Things too beautiful to be saved

WE were in my mother's kitchen, at her table - my daughters and I - sitting in the pool of light from the lamp overhead and toying with plates of chocolate cake. It was the evening after my mother's funeral. As people do in those sad times, we were calling up memories, remembering happy days and funny stories, silly things that Gran had said, all the times we'd laughed together. As we talked I watched my daughters eat their cake. Now 16 and 19, they followed the same procedures they had as little girls. I remembered one birthday in particular when they had watched me bake the chocolate cake and ice it with fudge frosting, and had squirmed with impatience through dinner. At last, I handed them each a plate with identical squares of cake. What happened next was something I had seen countless times.

Molly quickly separated the icing from its base and ate it in four bites. Then, slowly, she ate most of the cake, licked all around her lips, and looked up at me. ``That was good, Mom,'' she said, ``specially the frosting.''

Laurie took the opposite approach. She also separated the cake from the frosting, then pushed the frosting carefully to one side. When every crumb of cake was eaten, she started on the icing, one tiny bite at a time.

``Do you like the cake better than the icing, Laurie?'' I had asked. ``Is that why you eat it first?''

``Oh, no, Mom!'' Laurie's eyes were big with surprise. ``I like the cake, but I love the frosting.
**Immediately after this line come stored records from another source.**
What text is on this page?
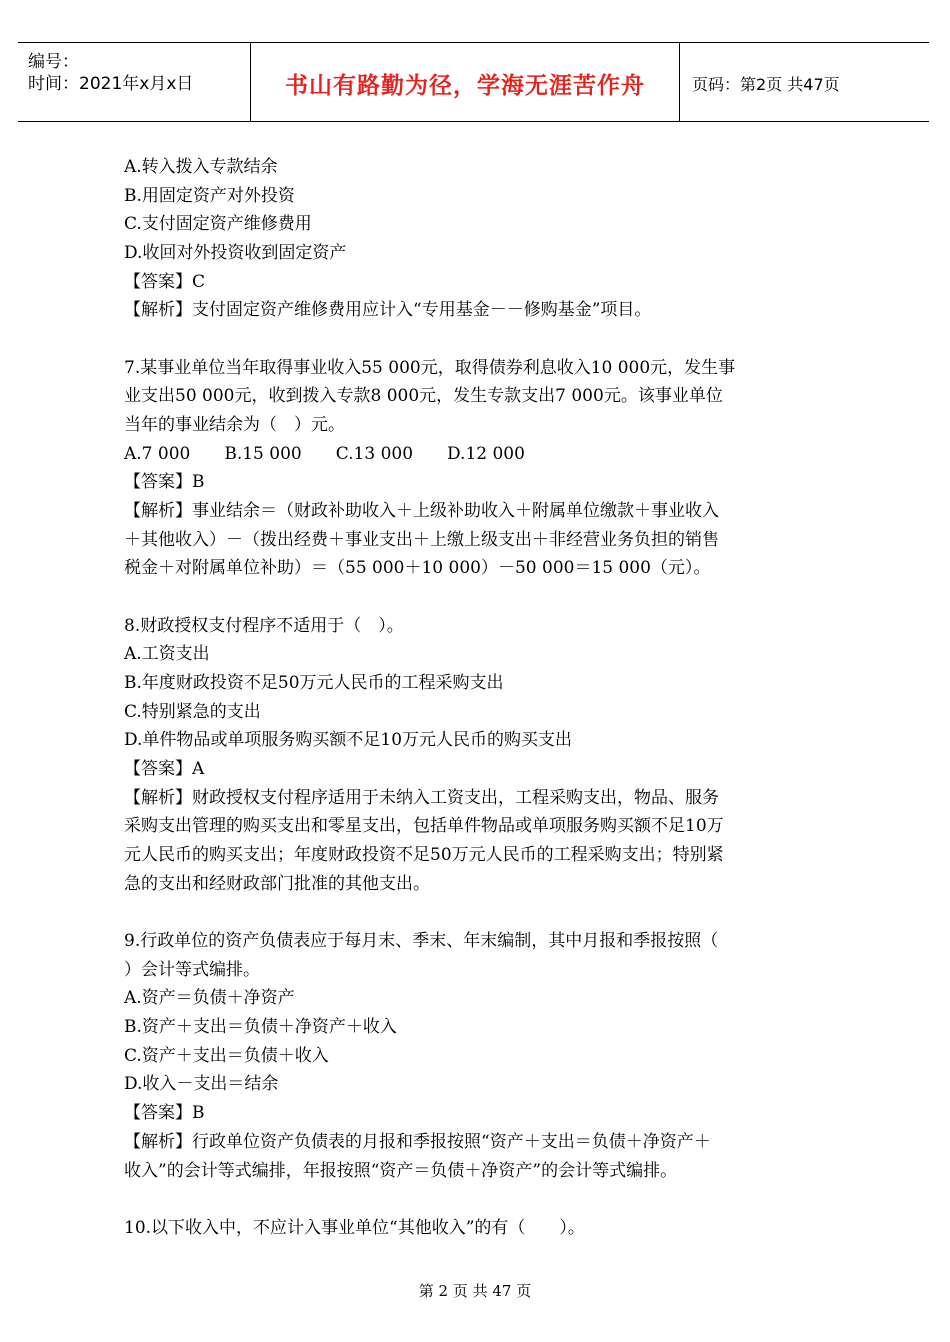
编号：
时间：2021年x月x日	书山有路勤为径，学海无涯苦作舟	页码：第2页 共47页
A.转入拨入专款结余
B.用固定资产对外投资
C.支付固定资产维修费用
D.收回对外投资收到固定资产
【答案】C
【解析】支付固定资产维修费用应计入“专用基金－－修购基金”项目。
7.某事业单位当年取得事业收入55 000元，取得债券利息收入10 000元，发生事
业支出50 000元，收到拨入专款8 000元，发生专款支出7 000元。该事业单位
当年的事业结余为（　）元。
A.7 000　　B.15 000　　C.13 000　　D.12 000
【答案】B
【解析】事业结余＝（财政补助收入＋上级补助收入＋附属单位缴款＋事业收入
＋其他收入）－（拨出经费＋事业支出＋上缴上级支出＋非经营业务负担的销售
税金＋对附属单位补助）＝（55 000＋10 000）－50 000＝15 000（元）。
8.财政授权支付程序不适用于（　）。
A.工资支出
B.年度财政投资不足50万元人民币的工程采购支出
C.特别紧急的支出
D.单件物品或单项服务购买额不足10万元人民币的购买支出
【答案】A
【解析】财政授权支付程序适用于未纳入工资支出，工程采购支出，物品、服务
采购支出管理的购买支出和零星支出，包括单件物品或单项服务购买额不足10万
元人民币的购买支出；年度财政投资不足50万元人民币的工程采购支出；特别紧
急的支出和经财政部门批准的其他支出。
9.行政单位的资产负债表应于每月末、季末、年末编制，其中月报和季报按照（
）会计等式编排。
A.资产＝负债＋净资产
B.资产＋支出＝负债＋净资产＋收入
C.资产＋支出＝负债＋收入
D.收入－支出＝结余
【答案】B
【解析】行政单位资产负债表的月报和季报按照“资产＋支出＝负债＋净资产＋
收入”的会计等式编排，年报按照“资产＝负债＋净资产”的会计等式编排。
10.以下收入中，不应计入事业单位“其他收入”的有（　　）。
第 2 页 共 47 页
That's why I always save it to the last.''

It was always the same. Molly's ice cream cones disappeared in minutes; Laurie's ended in sticky drips all over her hands and shirts. Laurie's new doll stayed curled and crinolined in a place of honor on Laurie's bed, while Molly's doll got progressively more tattered from days of tea parties and buggy rides.

Did Molly like her things any less? Was Laurie more appreciative? No, I knew they both adored their dolls, loved ice cream and chocolate cake and all the things that most kids like. But they had very different ways of approaching life's pleasures.

I remembered a new dress I had begged for when I was about 12. Yellow, with a wide, white collar, and lace edging on the sleeves. I wanted it more than any dress I had ever seen and was ecstatic when my mother finally agreed to buy it for me. I loved looking at it there in my closet - waiting for the right special occasion. My mother asked me several times why I hadn't worn it, when I was going to wear it, didn't I like it? I kept assuring her that I loved it, that I was saving it for something special, that it was too pretty to wear just any old time, on some regular day.

I had finally put on the yellow dress for my friend Marjorie's birthday party. I wouldn't sit down until it was time to get in the car, and then I sat on the edge of the seat so I wouldn't wrinkle the dress. I hadn't been at the party an hour before I spilled something on the white collar - something that never quite came out. Oh, how I wished I hadn't chosen my special yellow dress to wear that day. If only I had continued to save it.

But it doesn't always work that way, I reminded myself. I remembered the annual closet cleaning - repeated every year with the same results. Piles of things set aside for the Salvation Army truck. Clothes that looked almost as they did when they were new. Shoes with soles barely worn. But all hopelessly out of date. Saved and saved and then discarded. It seemed the perpetual dilemma, one that I might never resolve.

Molly and Laurie and I finished our cake and turned to the task we had been putting off - going through Gran's things. We started with the closet and worked as quickly as we could. Not wanting to think too much about it - just to get it done. Finally I told the girls to go on, watch television, think of something else; I would do the dresser myself.

As I sat on the padded bench before the mirror where I had seen my mother sit so many times, I felt close to her, saw in that mirror how much like her I was. On the dressing table top, a group of special things had been lovingly arranged on a lace doily - little bottles and jars, a small picture frame, a silver thimble, a tiny carved chest containing pins and stray buttons. And a little white cardboard box.

I picked it up in amazement. So many years since I had given it to my mother. My first exciting trip to France. I had wanted to bring my mother some perfume that would be special, that would be something none of her friends could have had. I had chosen a new fragrance, one that had not been imported to the United States. It was a tiny bottle, and not expensive, but new, different, something my mother would enjoy wearing.

The box was triangular and the top came off reluctantly. There in the little base stood the bottle of perfume. Unopened. Saved, I knew, for an occasion special enough to deserve such a special fragrance.

Through my tears, looking into my own eyes there in my mother's mirror, I promised to remember that little bottle. To remember that life can never be saved, it can only be lived each special moment at a time.